Thursday, March 26, 2020

How Childbirth Went Industrial


Childbirth is truly a miraculous thing. I don’t know how my mom, or any woman, did it. While I have never undergone anything like it, I can imagine that this article covered the basics, as well as the grittiest details, pretty well. While I was aware of the complications that go along with childbirth and how dangerous it can be, I never knew how many different things could go wrong. The part of this article that discusses how to move the child to the correct birthing position while it is still in the mother’s uterus was very interesting and completely new information to me. The medical progress that has been made in relation to creating safer childbirth is extremely impressive. I think the creation of the Apgar score is a very interesting advancement made in obstetrics. While it gave the concept of childbirth a more tangible study, it also spurred the competitiveness of doctors that I had a hard time accepting. While competition is needed to produce the best results in all aspects of society, it makes it seem like childbirth and women’s health was an afterthought in the medical profession. The author of this article even references that obstetricians are hard to produce because many medical students are not interested in this type of science. They see it as boring and unsophisticated.
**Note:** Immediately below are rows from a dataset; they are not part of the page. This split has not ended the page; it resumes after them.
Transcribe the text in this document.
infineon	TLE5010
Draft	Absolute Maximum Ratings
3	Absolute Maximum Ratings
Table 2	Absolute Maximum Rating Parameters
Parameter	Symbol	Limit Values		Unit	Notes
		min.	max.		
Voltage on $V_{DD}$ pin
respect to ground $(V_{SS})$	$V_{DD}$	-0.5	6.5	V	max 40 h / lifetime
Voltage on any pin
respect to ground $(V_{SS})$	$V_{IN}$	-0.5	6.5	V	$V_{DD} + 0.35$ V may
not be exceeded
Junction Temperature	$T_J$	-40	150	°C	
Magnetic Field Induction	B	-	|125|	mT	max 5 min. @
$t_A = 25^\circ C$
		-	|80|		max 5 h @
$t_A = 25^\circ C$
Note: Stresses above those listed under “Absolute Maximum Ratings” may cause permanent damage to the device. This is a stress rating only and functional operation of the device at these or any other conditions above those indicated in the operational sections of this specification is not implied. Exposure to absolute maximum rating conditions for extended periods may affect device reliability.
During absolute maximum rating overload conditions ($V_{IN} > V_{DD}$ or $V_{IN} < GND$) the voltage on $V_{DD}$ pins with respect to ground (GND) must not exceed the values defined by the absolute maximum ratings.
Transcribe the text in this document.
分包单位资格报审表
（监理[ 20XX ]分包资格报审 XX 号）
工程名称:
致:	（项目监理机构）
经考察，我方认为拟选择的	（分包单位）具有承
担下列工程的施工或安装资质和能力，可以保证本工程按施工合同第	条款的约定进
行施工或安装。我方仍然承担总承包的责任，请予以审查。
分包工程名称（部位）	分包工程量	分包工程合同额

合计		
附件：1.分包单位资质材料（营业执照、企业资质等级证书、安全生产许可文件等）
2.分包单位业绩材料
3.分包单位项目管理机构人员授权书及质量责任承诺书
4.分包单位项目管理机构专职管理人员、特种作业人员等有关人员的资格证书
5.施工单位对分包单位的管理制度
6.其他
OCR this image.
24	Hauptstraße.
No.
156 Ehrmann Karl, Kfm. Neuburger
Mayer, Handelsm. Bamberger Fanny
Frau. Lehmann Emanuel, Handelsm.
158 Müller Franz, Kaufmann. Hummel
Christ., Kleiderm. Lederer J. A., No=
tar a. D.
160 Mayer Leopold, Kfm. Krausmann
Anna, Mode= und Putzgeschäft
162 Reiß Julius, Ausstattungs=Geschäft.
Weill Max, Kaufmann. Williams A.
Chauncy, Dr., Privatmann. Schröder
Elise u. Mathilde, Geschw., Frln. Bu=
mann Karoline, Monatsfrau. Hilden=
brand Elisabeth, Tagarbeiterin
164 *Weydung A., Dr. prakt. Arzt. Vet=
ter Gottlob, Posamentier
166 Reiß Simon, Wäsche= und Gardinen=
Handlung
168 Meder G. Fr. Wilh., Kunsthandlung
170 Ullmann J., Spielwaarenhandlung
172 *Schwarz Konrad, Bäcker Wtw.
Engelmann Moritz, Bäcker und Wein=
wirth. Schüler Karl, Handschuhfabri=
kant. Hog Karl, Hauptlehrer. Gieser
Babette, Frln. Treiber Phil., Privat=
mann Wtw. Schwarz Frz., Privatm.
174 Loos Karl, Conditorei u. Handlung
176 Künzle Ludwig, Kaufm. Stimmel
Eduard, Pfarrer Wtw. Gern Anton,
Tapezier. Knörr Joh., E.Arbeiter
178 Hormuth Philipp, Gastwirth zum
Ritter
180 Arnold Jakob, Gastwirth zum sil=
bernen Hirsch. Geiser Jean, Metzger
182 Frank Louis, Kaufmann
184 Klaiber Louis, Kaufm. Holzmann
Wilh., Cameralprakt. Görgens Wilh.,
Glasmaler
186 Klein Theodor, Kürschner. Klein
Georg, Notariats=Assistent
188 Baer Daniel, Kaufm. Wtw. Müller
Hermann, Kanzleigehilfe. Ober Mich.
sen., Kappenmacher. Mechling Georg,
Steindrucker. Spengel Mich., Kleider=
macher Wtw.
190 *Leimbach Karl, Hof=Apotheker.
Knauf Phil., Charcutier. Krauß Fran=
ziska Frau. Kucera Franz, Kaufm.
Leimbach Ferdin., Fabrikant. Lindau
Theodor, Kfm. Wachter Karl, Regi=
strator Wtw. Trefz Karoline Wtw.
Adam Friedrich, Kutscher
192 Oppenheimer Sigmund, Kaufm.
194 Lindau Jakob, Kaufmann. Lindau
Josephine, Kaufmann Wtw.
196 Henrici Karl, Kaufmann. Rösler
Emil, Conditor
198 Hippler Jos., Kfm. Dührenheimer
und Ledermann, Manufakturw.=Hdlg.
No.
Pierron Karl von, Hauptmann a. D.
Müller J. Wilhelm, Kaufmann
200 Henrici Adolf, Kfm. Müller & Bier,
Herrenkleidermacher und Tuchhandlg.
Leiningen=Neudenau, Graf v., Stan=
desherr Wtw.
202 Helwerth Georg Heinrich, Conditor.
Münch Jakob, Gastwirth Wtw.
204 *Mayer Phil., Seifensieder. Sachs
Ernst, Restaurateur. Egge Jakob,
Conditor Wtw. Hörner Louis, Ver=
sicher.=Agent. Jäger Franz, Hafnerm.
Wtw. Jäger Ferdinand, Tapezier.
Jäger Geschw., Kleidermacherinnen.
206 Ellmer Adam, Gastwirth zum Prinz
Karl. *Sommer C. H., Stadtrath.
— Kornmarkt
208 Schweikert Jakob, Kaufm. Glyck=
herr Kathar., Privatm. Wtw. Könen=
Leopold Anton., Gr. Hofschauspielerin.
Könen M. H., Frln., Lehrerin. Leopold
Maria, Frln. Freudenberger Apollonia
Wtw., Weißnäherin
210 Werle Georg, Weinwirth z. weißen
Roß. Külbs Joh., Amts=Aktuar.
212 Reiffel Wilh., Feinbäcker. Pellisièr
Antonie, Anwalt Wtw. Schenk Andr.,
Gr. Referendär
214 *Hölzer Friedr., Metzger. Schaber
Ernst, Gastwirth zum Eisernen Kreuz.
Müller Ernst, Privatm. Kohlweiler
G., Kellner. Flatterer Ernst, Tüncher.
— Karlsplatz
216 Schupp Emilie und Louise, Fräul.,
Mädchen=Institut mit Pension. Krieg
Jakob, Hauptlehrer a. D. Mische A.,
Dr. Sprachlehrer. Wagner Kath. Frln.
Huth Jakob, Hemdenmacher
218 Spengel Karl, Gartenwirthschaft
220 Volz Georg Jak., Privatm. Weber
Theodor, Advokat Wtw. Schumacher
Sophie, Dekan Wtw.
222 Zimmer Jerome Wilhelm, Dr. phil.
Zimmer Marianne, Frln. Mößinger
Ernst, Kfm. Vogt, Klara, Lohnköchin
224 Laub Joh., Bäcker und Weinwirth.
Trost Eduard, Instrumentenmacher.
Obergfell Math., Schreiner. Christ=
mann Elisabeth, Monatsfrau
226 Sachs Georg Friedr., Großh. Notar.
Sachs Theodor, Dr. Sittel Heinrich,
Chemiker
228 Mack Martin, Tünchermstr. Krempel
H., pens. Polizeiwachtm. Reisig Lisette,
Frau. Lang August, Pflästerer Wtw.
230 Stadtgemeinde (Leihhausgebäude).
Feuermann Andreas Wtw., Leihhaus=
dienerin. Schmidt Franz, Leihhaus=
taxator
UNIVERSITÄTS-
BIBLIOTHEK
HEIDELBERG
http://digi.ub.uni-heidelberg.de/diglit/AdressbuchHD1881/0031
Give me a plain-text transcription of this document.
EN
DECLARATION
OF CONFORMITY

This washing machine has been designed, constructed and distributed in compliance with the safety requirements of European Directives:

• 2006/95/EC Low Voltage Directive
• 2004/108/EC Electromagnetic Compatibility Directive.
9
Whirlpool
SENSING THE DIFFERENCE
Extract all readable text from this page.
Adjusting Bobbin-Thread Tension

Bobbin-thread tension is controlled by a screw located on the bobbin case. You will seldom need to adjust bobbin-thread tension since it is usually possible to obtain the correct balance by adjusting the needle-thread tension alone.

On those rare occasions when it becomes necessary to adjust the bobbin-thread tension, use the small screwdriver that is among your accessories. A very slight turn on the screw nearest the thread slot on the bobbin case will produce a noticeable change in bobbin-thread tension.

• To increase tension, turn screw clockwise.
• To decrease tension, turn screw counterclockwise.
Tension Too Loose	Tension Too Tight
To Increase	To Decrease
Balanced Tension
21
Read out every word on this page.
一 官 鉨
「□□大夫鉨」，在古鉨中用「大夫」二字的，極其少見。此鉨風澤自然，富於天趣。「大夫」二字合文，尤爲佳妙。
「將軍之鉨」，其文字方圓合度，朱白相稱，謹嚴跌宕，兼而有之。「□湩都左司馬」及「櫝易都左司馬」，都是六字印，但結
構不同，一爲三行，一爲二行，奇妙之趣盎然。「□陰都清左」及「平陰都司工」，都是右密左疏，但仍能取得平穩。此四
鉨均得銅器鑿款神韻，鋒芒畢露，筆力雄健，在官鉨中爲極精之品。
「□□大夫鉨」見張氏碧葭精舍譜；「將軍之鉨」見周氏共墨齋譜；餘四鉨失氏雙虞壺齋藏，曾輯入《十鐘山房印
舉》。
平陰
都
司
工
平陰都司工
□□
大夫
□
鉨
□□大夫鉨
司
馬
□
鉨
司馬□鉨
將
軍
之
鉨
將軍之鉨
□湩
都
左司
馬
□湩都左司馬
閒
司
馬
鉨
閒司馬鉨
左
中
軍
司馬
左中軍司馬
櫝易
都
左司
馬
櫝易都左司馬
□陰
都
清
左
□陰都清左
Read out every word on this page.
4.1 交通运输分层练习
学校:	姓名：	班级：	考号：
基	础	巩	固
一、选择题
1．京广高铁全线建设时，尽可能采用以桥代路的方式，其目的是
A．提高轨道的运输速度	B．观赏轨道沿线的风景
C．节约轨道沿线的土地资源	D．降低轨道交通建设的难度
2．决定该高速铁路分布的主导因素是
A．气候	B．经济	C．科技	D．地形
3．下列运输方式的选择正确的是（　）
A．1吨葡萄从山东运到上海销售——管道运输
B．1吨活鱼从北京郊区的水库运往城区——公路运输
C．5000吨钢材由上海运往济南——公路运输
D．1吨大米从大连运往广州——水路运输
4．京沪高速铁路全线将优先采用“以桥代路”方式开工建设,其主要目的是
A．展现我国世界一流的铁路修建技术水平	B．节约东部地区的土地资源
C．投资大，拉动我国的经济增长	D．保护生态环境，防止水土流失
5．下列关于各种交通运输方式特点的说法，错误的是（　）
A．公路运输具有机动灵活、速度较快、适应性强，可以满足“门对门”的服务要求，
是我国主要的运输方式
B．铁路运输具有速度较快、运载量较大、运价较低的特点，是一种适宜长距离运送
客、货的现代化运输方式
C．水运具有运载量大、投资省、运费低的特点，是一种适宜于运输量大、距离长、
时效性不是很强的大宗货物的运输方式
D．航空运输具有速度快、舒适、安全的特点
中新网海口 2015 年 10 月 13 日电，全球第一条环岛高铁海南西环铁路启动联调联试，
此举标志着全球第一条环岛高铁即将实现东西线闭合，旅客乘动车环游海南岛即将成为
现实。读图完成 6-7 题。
While reading this article, I couldn’t help but refer back to the articles from Tuesday’s class about abortion. I kept thinking that maybe some of the women who died during childbirth or whose children died did not want to have the child in the first place. I cannot imagine getting pregnant, not being able to get an abortion because it was not legal, and then having to carry a child to term and it still not surviving. It cannot be easy to lose a child under any circumstance, but losing a child through a pregnancy you could have avoided in the first place, could only make the situation more difficult. But another thing to keep in mind is that abortions are not completely risk-free either. Then again, if abortion was federally legalized, then maybe more technology and medical attention would be focused on making it as safe as possible. There are so many ways to approach abortion and it seems impossible that everyone shares the exact same positions on all of the factors involved.